Noyes also advocated ensuring that staff understand the bundling rules of various payers, because changing the order of how various services are billed can significantly affect how much money is collected.

Cloud computing: Medical practices struggling to make various electronic medical record systems talk to each other may benefit from "cloud computing" applications. These are software systems that are used through Web browsers and do not have to be downloaded to a practice's computer.

"Cloud computing means you don't have to get into 'does my [EMR] talk to your [EMR],' " said David Nace, MD, vice president for clinical development at McKesson Corp. Its Relay Health division offers cloud computing systems.
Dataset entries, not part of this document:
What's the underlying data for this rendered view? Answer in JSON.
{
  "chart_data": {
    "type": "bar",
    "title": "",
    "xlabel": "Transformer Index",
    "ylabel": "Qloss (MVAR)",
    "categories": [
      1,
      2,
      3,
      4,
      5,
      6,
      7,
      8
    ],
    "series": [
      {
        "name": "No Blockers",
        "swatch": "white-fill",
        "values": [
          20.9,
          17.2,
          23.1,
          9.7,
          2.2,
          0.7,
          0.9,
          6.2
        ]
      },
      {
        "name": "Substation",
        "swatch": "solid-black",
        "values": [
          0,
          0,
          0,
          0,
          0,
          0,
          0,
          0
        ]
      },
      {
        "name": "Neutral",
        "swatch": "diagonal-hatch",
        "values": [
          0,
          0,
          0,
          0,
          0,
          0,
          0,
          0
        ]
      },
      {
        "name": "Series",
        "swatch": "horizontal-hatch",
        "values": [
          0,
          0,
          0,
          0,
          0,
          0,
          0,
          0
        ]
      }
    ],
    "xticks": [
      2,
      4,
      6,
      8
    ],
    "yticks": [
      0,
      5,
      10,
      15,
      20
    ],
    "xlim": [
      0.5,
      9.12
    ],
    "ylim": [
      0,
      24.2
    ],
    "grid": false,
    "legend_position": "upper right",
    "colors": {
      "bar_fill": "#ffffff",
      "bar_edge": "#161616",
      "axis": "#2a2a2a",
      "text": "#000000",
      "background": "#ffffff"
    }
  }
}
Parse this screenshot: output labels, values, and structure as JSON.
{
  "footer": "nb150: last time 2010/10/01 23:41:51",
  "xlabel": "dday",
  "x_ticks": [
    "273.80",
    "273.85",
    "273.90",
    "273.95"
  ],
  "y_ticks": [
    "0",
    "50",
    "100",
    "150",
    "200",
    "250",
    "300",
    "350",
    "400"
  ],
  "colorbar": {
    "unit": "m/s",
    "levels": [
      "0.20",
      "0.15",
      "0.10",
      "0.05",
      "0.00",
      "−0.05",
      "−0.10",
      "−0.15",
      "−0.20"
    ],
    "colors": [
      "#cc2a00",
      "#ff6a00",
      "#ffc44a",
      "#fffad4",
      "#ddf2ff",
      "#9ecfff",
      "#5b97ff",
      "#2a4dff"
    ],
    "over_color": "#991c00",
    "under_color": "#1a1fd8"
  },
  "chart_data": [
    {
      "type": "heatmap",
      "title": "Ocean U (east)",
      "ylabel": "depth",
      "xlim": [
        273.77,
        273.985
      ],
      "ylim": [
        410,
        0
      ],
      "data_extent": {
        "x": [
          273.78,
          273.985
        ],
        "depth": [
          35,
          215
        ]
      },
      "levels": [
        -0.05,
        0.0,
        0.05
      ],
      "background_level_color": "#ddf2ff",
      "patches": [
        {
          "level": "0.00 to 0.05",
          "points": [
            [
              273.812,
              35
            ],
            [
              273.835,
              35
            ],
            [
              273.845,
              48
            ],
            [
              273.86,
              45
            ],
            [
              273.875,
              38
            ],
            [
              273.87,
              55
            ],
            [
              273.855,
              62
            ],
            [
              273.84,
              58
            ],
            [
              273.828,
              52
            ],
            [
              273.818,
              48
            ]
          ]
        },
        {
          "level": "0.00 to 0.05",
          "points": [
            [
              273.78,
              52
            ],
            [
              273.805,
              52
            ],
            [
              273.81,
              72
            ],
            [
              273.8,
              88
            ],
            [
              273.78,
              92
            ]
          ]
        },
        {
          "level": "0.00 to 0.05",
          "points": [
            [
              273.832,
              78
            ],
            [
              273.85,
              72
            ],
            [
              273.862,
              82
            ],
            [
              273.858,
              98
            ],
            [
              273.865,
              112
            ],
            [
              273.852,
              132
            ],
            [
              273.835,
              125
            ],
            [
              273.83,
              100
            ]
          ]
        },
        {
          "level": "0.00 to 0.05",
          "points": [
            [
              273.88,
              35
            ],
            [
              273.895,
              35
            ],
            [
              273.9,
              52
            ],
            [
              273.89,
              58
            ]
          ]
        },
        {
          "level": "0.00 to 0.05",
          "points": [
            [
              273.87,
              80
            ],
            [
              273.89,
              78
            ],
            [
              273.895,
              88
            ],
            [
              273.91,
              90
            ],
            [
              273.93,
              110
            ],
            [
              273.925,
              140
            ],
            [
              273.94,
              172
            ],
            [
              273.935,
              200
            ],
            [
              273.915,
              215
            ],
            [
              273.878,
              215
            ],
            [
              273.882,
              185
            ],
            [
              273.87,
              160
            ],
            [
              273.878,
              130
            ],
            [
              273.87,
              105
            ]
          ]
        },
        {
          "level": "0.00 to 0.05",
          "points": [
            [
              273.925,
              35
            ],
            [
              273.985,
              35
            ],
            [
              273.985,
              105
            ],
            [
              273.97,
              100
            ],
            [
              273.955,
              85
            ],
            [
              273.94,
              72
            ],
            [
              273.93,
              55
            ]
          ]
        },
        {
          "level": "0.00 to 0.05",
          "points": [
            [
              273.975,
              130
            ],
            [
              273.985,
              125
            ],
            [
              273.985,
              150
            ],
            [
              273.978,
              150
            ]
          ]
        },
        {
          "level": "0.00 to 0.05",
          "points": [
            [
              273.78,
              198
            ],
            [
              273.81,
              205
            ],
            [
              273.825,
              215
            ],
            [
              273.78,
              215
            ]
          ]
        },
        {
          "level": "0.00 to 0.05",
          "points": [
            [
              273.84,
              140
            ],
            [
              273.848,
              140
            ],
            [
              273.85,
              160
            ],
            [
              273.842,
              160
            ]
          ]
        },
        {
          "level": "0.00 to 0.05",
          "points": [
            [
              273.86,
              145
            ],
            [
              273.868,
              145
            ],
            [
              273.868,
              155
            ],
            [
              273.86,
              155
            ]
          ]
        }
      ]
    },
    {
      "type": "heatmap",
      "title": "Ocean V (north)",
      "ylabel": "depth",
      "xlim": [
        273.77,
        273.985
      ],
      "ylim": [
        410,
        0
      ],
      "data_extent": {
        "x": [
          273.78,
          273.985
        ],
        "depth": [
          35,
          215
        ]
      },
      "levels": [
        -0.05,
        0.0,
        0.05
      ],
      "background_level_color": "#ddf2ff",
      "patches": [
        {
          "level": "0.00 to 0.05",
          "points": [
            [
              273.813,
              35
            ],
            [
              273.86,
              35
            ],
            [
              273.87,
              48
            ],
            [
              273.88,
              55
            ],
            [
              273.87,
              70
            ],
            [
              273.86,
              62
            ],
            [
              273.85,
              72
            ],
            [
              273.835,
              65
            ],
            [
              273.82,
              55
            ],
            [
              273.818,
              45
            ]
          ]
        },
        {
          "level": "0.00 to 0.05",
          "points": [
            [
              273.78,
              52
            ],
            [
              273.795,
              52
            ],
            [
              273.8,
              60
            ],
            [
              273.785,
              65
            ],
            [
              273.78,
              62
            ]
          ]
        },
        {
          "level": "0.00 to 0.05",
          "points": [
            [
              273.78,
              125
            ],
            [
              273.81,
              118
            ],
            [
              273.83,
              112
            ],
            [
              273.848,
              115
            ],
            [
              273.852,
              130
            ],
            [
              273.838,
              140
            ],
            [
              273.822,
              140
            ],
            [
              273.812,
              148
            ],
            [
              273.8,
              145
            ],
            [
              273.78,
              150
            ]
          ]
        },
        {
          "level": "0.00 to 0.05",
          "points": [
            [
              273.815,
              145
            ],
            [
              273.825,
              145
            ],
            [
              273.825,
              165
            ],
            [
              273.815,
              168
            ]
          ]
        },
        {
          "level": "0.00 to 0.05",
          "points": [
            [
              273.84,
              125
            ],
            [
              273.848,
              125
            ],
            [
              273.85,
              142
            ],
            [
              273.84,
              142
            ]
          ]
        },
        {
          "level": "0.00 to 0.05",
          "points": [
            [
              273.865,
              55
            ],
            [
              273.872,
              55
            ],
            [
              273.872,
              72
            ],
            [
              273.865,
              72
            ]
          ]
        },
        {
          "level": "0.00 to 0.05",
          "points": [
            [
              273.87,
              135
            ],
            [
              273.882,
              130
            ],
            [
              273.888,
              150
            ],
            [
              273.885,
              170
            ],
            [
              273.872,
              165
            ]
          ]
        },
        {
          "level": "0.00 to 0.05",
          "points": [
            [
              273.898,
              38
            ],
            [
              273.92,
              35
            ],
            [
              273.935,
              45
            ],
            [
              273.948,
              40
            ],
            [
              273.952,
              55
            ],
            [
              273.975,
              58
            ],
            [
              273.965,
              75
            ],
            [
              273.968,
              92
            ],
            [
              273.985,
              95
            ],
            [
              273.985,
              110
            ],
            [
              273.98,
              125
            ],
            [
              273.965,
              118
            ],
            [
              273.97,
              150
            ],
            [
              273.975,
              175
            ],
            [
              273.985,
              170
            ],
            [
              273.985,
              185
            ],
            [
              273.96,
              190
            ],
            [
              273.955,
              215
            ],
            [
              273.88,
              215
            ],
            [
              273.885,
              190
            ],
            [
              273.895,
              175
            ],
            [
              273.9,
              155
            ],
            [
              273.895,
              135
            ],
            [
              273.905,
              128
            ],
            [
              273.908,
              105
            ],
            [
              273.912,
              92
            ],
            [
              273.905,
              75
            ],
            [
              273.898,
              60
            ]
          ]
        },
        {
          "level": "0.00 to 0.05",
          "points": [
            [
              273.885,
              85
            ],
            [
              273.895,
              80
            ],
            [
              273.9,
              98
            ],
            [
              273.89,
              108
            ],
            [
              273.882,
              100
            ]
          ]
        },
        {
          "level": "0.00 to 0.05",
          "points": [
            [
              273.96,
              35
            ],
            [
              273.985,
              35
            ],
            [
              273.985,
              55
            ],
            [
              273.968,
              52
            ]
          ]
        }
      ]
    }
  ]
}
Physician-administrator relationships: The most successful practices have a successful working relationship between practice managers and the physicians," said Vicky Bradford, PhD, president of the Bradford Co. in Denver and author of the Total Service Medical Practice. Experts recommended that both parties work to build trust, strengthen communication and develop plans that keep the focus on long-term goals.

Patient visit frequency: Cutting the amount of money spent on medical care annually may require that a small number of patients with chronic conditions be seen more frequently, according to a speech on improving health care.

"High-touch medicine is the future of the physician-patient relationship," said Ezekiel Emanuel, MD, PhD, chair of the Dept. of Bioethics at the Clinical Center of the National Institutes of Health. "We really need to look at that 10% of people with chronic diseases who account for 75% of all health care spending.

This would include scheduling follow-up appointments before patients leave the office, allowing same-day appointments and providing more patient education about specific conditions.

He also said bundled payments, in which physicians are paid for care of an entire illness episode, rather than per service, might also play a role in reducing medical costs.